Actualité

8ème Édition de la Conférence des Instituts des Finances Publiques : 19/05/2026

8ème Édition de la Conférence des Instituts des Finances Publiques

Le Ministère de l’Économie et des Finances du Royaume du Maroc a organisé, les 18 et 19 mai 2026, à Rabat, la 8ème édition de la Conférence des Instituts des Finances Publiques (CIFP), sous le thème : « Échanges de données et partage d’informations : leviers de transparence et de performance dans la gouvernance des finances publiques ».

​Inscrite dans le cadre des conférences annuelles du Réseau des Instituts des Finances Publiques d’Afrique, du Moyen-Orient et des Caraïbes (RESIFIP), cette édition a réuni des hauts responsables, experts et représentants des Instituts des Finances Publiques, des administrations financières des pays membres du réseau, ainsi que des institutions partenaires et organisations internationales. 

Dans un contexte marqué par l’accélération de la transformation numérique et l’émergence de l’intelligence artificielle, la conférence a mis en lumière le rôle stratégique de la donnée comme levier majeur de modernisation de la gouvernance des finances publiques. Les échanges ont souligné l’importance croissante des dispositifs d’échange de données et de l’interconnexion des systèmes d’information pour renforcer la performance des administrations, améliorer la transparence de l’action publique et consolider la confiance des citoyens envers les institutions publiques.

Les travaux de cette 8ème édition se sont articulés autour de deux panels thématiques consacrés respectivement à:

  • la gestion des données des finances publiques au service de la performance des administrations ;

  • l’apport des nouvelles technologies de traitement et d’analyse des données dans le renforcement de la transparence des finances publiques.

À travers le partage des expériences du Royaume du Maroc, du Burkina Faso, de la Côte d’Ivoire, de la République Centrafricaine, du Sénégal, du Rwanda, de la République Démocratique du Congo, de la France, de la République du Bénin ainsi que de l’Institut Arabe de Planification, les participants ont mis en avant les transformations engagées par les administrations financières pour tirer parti des technologies émergentes — intelligence artificielle, science des données, outils de visualisation et plateformes numériques — afin d’améliorer les capacités de prévision, d’optimiser le pilotage des finances publiques et de favoriser une diffusion plus accessible et plus fiable de l’information publique.

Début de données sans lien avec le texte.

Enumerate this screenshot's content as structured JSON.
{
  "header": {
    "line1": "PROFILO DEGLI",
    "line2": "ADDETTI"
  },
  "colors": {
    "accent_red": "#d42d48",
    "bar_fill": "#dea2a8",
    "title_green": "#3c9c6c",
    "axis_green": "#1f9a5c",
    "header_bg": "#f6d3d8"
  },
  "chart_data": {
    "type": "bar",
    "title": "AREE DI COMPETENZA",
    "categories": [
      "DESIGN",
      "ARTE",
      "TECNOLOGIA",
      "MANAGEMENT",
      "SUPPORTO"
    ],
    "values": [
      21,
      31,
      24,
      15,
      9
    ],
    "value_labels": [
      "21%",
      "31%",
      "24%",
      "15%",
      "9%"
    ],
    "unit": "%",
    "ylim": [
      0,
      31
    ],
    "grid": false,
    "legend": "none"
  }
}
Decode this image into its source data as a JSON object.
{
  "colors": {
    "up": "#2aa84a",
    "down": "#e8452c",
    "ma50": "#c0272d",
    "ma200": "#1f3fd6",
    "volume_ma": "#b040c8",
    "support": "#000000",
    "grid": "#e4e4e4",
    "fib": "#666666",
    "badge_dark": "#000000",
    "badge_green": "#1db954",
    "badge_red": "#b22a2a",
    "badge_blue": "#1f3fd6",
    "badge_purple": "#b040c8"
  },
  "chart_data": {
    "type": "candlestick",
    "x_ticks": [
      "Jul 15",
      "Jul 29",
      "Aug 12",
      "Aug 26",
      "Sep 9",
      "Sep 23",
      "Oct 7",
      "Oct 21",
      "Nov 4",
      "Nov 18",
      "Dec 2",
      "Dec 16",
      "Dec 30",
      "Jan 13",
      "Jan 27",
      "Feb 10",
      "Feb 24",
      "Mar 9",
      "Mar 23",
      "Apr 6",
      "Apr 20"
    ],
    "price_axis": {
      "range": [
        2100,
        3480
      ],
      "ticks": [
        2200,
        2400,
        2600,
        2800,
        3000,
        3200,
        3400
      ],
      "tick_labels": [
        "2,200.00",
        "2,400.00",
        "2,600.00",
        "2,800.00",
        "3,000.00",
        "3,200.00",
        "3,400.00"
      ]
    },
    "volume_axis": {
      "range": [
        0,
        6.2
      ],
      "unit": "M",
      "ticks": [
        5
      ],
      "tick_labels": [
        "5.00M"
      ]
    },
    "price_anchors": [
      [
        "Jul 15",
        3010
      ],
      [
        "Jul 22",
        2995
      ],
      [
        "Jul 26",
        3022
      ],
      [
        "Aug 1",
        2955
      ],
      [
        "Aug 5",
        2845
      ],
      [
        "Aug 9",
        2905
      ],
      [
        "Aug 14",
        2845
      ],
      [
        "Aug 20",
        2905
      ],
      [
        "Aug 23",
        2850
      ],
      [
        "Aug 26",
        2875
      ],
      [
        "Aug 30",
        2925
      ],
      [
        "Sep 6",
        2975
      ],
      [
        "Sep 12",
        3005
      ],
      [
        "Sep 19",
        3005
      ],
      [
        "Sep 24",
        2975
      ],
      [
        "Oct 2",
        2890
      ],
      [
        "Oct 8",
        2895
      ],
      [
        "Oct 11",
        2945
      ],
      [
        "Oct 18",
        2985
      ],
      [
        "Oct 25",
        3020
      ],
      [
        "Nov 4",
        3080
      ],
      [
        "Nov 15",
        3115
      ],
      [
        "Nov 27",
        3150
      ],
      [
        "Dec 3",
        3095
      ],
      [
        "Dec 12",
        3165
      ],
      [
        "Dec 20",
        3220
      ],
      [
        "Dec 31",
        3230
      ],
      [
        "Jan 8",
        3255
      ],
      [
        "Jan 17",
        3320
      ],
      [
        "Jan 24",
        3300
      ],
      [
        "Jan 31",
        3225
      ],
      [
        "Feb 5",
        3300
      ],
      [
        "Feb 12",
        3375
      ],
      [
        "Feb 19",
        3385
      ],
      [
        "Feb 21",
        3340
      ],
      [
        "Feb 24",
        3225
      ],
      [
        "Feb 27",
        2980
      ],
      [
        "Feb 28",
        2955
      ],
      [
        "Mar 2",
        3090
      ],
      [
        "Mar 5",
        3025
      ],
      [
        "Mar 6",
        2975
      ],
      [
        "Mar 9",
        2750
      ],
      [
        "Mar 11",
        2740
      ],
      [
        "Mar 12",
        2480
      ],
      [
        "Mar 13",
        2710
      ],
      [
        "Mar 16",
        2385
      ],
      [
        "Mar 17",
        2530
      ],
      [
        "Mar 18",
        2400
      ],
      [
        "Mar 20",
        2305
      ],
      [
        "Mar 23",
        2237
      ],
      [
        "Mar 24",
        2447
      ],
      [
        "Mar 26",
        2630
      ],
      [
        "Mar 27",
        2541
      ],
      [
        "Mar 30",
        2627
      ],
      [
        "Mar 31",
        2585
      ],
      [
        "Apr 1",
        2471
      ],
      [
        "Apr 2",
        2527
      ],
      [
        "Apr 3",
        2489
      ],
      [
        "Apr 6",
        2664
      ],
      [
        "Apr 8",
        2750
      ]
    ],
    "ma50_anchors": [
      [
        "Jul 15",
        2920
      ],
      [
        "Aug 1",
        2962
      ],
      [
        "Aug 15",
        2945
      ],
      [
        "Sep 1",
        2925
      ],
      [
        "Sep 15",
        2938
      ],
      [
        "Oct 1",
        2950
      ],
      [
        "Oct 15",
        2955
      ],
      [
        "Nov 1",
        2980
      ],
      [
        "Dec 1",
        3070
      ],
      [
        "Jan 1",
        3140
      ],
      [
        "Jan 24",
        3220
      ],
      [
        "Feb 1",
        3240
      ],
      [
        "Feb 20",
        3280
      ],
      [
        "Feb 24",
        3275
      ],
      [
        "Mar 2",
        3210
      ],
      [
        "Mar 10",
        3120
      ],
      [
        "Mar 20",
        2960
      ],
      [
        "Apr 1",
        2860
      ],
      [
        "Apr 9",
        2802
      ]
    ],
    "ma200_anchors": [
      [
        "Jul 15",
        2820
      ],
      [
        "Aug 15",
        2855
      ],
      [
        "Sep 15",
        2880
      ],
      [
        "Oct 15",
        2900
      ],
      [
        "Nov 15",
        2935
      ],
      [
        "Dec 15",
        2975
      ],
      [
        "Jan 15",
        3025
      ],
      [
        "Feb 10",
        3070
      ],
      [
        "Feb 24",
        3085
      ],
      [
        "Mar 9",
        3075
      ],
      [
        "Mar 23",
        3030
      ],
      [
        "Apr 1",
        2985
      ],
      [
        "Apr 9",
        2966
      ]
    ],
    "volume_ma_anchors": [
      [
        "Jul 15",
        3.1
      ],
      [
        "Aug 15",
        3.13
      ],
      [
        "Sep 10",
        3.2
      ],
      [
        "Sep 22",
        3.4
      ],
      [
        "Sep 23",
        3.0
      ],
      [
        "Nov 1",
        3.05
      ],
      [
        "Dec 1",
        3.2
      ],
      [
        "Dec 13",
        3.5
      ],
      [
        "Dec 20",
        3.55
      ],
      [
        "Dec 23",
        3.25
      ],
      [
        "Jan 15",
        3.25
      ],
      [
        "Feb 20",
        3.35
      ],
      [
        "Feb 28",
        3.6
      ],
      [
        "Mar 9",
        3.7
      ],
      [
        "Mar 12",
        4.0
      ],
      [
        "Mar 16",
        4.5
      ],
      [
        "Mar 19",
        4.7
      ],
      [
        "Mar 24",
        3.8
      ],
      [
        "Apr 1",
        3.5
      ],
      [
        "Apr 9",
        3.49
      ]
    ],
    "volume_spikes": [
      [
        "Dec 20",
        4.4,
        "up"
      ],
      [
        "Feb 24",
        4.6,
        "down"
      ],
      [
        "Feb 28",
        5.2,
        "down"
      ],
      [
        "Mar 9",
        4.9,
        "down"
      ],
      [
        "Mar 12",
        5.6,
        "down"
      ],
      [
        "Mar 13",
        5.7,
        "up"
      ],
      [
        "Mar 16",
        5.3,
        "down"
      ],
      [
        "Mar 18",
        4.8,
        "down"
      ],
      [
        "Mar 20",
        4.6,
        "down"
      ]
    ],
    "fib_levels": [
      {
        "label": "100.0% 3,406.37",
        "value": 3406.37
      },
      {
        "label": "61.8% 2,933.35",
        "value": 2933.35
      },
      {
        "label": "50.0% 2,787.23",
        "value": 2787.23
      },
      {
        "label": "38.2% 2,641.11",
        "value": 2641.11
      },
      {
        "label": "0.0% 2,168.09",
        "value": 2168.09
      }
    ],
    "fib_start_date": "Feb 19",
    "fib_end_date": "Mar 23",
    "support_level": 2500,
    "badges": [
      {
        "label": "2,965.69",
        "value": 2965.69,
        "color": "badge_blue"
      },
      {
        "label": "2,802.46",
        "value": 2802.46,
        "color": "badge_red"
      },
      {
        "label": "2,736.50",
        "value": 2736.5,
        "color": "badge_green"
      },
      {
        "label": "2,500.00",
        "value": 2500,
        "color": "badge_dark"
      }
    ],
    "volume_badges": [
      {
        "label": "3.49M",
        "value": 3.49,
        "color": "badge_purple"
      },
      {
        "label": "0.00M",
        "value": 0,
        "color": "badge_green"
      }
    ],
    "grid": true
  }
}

Les échanges ont également permis de valoriser les bonnes pratiques développées par les membres du RESIFIP en matière de gouvernance numérique et de valorisation des données publiques. A cet égard, l’expérience marocaine a illustré les avancées réalisées par le Ministère de l’Économie et des Finances notamment dans les domaines de la dématérialisation, de l’interopérabilité des systèmes d’information, de l’intégration des outils numériques dans la gestion des finances publiques et de la transparence budgétaire.

Cette conférence a été organisée avec le précieux accompagnement de l’Agence Marocaine de Coopération Internationale et avec l’appui de la Banque islamique de développement et d’Expertise France, traduisant une volonté partagée de promouvoir la coopération, l’innovation et le partage d’expertise au service d’une gouvernance financière publique plus performante, transparente et durable.

L’Assemblée générale du Réseau s’est tenue dans la matinée du 19 mai 2026 sous la présidence de Monsieur le Directeur des Affaires Administratives et Générales du Ministère de l’Économie et des Finances du Royaume du Maroc. Elle a été marquée par l’adhésion de trois nouveaux membres, à savoir : le Centre d’Application Financière de Djibouti, le Centre de formation du Trésor de Madagascar et le Centre de Formation en Finances Publiques de la République de Guinée.

L’Assemblée a également été marquée par la signature de plusieurs conventions de partenariat entre l’Institut des Finances (MEF-Maroc) et les représentants des institutions membres du réseau, notamment ceux de la République de Madagascar, de la République de Djibouti, du Burkina Faso et de la République de Guinée, ainsi qu’avec la Direction générale des Finances publiques (France) et l’Institut arabe de planification du Koweït.